Recently, quite a celebrated Parsi writer had read at Harbourfront; Dr. Daruwalla had the feeling that Julia and her friends expected the doctor to be aggressive enough to speak to the author, for Farrokh had read the justly acclaimed novel–he’d much admired it. The story concerned a small but sturdy pillar of a Parsi community in Bombay—a-decent, compassionate family man was severely tested by the political corruption and deceit of that time when India and Pakistan were at war.
How could Julia and her friends imagine that Farrokh could talk with this author? What did Dr. Daruwalla know of a real Parsi community—either in Bombay or in Toronto? What “community” could the doctor presume to talk about?
Farrokh could only tell tales of the Duckworth Club—Lady Duckworth exposing herself, flashing her famous breasts. One didn’t have to be a Duckworthian to have already heard that story, but what other stories did Dr. Daruwalla know? Only the doctor’s own story, which was decidedly unsuitable for first acquaintances. Sex change and serial slaying; a conversion by love bite; the lost children who were not saved by the circus; Farrokh’s father, blown to smithereens … and how could he talk about the twins to a total stranger?
It seeme
d to Dr. Daruwalla that his story was the opposite of universal; his story was simply strange—the doctor himself was singularly foreign. What Farrokh came in contact with, everywhere he went, was a perpetual foreignness—a reflection of that foreignness he carried with him, in the peculiarities of his heart. And so, in the falling snow, in Forest Hill, a Bombayite stood waiting for his Viennese wife to take him into downtown Toronto, where they would listen to an unknown Indian reader—perhaps a Sikh, possibly a Hindu, maybe a Muslim, or even another Parsi. It was likely that there would be other readers, too.
Across Russell Hill Road, the wet snow clung to the shoulders and hair of a mother and her small son; like Dr.
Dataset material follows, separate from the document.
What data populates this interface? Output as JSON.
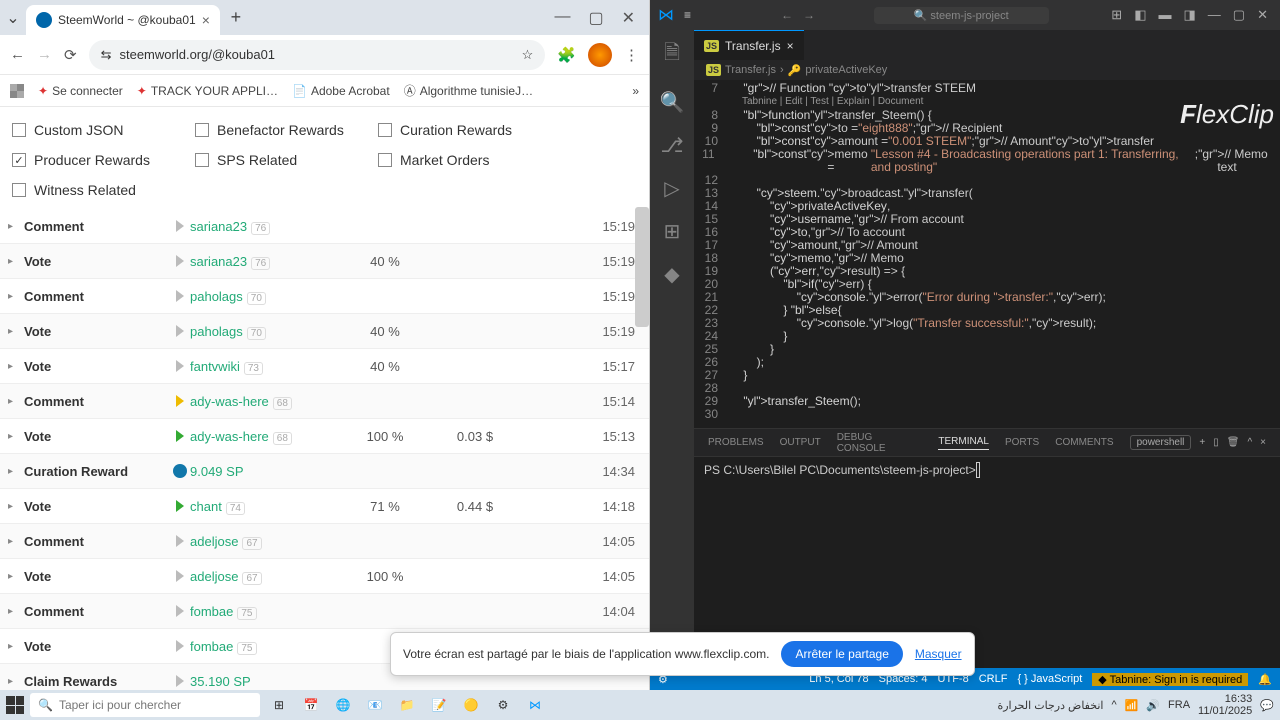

Daruwalla, they stood under a lamppost, where the radiant streetlight brightened the snow and sharpened the features of their watchful faces—they appeared to be waiting for someone, too. The young boy seemed far less impatient than his mother. The child had his head tilted back, with his tongue stuck out to catch the falling snow, and he swung himself dreamily from his mother’s arm—whereas she kept clutching at his hand, as if he were slipping from her grasp. She would occasionally jerk his arm to make him stop swinging, but this never worked for long, and nothing could compel the boy to withdraw his tongue; it remained sticking out, catching the snow.
As an orthopedist, Dr. Daruwalla disapproved of the way the mother jerked on her son’s arm, which was totally relaxed—the boy was almost limp. The doctor feared for the child’s elbow or his shoulder. But the mother had no intention of hurting her son; she was just impatient, and it was tedious for her—how the boy hung on her arm.